A cybersecurity firm found a hacker selling personal data on 186 million US voters. It warned the data 'can easily be used for geo-targeted disinformation campaigns.'
Tech2 min read
  • A cybersecurity company has found a hacker offering to sell data about the political affiliations of nearly 200 million American voters.
  • Trustwave said the hacker was selling data that included the names, addresses, age, gender, and political affiliation of 186 million voters.
  • They were also selling a larger database with personal information of US consumers, Trustwave said.
  • Voter registration information is available to the public in most US states — but the hacker used other stolen data to match email addresses with voter rolls, Trustwave told NBC News.
  • Ziv Mador, vice president of security research at Trustwave, warned that "in the wrong hands, this voter and consumer data can easily be used for geo-targeted disinformation campaigns" before and after Election Day.

A cybersecurity company said Thursday it had found a hacker offering to sell data on the names, addresses, age, gender, and political affiliation of 186 million voters in the US.

The hacker, who went by "GreenMoon2019," was also offering to sell a separate database they claimed contained 245 million records of personal information linked to US consumers, the investigation by Trustwave found. If correct, this would mean it included data on the vast majority of Americans.

Voter registration information is available to the public in most US states — but the hacker used other stolen data to match email addresses with voter rolls and sell it off as a package, according to Ziv Mador, vice president of security research at Trustwave, per NBC News.

"In the wrong hands, this voter and consumer data can easily be used for geo-targeted disinformation campaigns over social media, email phishing and text and phone scams before, during and after the election, especially if results are contested," Mador said.

Mador said that the data came from various hacks of companies alongside publicly available data taken off government websites.

The news came as US Director of National Intelligence John Ratcliffe announced that Russia and Iran had both obtained "voter-registration information" that could "be used by foreign actors to communicate false information to registered voters."
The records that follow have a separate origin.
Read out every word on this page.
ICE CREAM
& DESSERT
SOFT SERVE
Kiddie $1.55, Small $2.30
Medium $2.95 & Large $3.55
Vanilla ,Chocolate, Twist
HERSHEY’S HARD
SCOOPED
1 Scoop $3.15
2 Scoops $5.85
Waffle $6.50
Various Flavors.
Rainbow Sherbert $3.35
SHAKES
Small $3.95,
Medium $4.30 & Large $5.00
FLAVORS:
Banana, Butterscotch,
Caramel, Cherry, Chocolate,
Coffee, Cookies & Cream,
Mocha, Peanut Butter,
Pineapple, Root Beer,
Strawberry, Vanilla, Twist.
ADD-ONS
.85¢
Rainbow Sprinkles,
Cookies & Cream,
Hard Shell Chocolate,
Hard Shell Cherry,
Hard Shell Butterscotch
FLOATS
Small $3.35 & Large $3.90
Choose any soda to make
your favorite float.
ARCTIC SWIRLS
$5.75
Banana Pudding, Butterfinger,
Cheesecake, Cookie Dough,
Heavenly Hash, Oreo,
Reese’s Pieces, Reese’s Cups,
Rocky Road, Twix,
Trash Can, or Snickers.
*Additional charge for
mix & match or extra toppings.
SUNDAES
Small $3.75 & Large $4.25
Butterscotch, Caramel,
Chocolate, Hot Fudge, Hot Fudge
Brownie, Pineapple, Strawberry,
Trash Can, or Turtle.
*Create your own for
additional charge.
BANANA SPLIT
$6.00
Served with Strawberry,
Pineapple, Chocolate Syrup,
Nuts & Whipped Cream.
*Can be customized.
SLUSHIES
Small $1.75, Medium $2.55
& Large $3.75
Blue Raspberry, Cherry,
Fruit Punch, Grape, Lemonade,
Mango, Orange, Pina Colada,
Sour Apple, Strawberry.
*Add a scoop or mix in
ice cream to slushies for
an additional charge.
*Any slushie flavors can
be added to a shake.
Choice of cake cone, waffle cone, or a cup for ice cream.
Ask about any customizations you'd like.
Although much of the information for sale by the hacker was about American citizens, the hacker was also selling data about people living in the UK, Ireland, Canada, and South Africa, the report said.

The global cybersecurity company made fake identities to coax the hacker into providing more information, and created a Bitcoin wallet that GreenMoon2019 could use to collect payment transfers.

Trustwave, which monitors dark-web forums for cyber threats, discovered several hacker forums that had detailed information about US voters and consumers up for sale.

"Those databases include a shocking level of detail about citizens including their political affiliation," the report said.

The report concluded with a chilling line: "Cybercriminals are most likely mixing illegally obtained data from leaks with publicly available information on citizens and correlating them to create super databases with detailed information on almost every US citizen and citizens of other major countries."